Private Equity: Episode 24 – Pre-money and Post-money Valuation
Pre-money/Post-money Valuation
These are crucial concepts in fundraising, especially for startups, and it's important to understand the distinction between pre-money and post-money valuations.
- The post-money valuation is the value of the company after receiving investment from investors.
- The pre-money valuation refers to the value of the company before receiving this investment.
This distinction can be summed up with a simple formula:
Post-money valuation = Pre-money valuation + Funds raised
In order to receive money from investors, the company’s capital must be increased. Before the capital increase, the company's shares reflect its pre-money value.
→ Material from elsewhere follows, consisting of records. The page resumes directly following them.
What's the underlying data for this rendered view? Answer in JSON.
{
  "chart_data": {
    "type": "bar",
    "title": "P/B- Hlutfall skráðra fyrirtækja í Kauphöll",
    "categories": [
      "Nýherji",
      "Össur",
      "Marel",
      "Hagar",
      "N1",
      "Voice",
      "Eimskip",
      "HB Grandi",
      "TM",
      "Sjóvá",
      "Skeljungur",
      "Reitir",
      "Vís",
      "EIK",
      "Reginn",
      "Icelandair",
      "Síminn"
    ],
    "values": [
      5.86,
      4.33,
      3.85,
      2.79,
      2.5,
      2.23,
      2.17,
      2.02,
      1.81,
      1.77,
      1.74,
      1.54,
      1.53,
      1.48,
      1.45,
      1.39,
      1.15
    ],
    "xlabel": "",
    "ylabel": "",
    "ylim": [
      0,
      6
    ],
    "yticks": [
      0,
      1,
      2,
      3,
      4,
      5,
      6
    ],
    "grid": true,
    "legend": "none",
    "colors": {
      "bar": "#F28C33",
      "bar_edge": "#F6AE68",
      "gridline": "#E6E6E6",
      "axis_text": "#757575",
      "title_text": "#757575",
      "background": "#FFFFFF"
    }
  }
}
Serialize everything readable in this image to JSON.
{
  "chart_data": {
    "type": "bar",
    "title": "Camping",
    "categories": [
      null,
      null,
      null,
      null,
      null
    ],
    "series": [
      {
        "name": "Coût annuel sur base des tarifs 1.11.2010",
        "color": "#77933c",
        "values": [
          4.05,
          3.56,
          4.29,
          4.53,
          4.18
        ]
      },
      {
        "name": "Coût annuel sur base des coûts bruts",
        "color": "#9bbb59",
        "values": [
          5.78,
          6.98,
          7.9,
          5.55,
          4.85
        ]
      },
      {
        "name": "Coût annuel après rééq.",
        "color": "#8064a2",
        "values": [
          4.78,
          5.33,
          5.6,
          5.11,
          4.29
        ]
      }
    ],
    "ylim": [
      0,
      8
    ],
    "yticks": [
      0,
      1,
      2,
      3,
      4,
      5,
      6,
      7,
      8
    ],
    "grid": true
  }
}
- Value of a share = Pre-money valuation ÷ Total number of shares.
To incorporate the investment, the company must issue new shares that represent the amount brought in by the investors.
- Number of shares to issue = Funds raised ÷ Share price.
As a result, both the number of shares and the company’s valuation will increase proportionally.
Let's consider an example:
A company is valued at €900K pre-money and raises €100K. The company’s capital currently consists of 100 shares.
- Post-money valuation = Pre-money valuation + Funds raised
Post-money valuation = 900,000 + 100,000 = 1,000,000 - Share value = Pre-money valuation ÷ Total number of shares
Share value = 900,000 ÷ 100 = 9,000 - Number of shares to issue = Funds raised ÷ Share price
Number of shares to issue = 100,000 ÷ 9,000 = 11.11
We round to a convenient number, either up or down, depending on the needs:
- Issue 11 shares for €99,000
- Issue 12 shares for €108,000
Thus, the new share capital would be either 111 shares (for 11 shares issued) or 112 shares (for 12 shares issued).
- Investor ownership percentage = Number of shares held × 100 ÷ Total number of shares (111 or 112).
Investment funds, particularly in Venture Capital, typically spend a lot of time negotiating pre-money and post-money valuations when they want to invest in a company!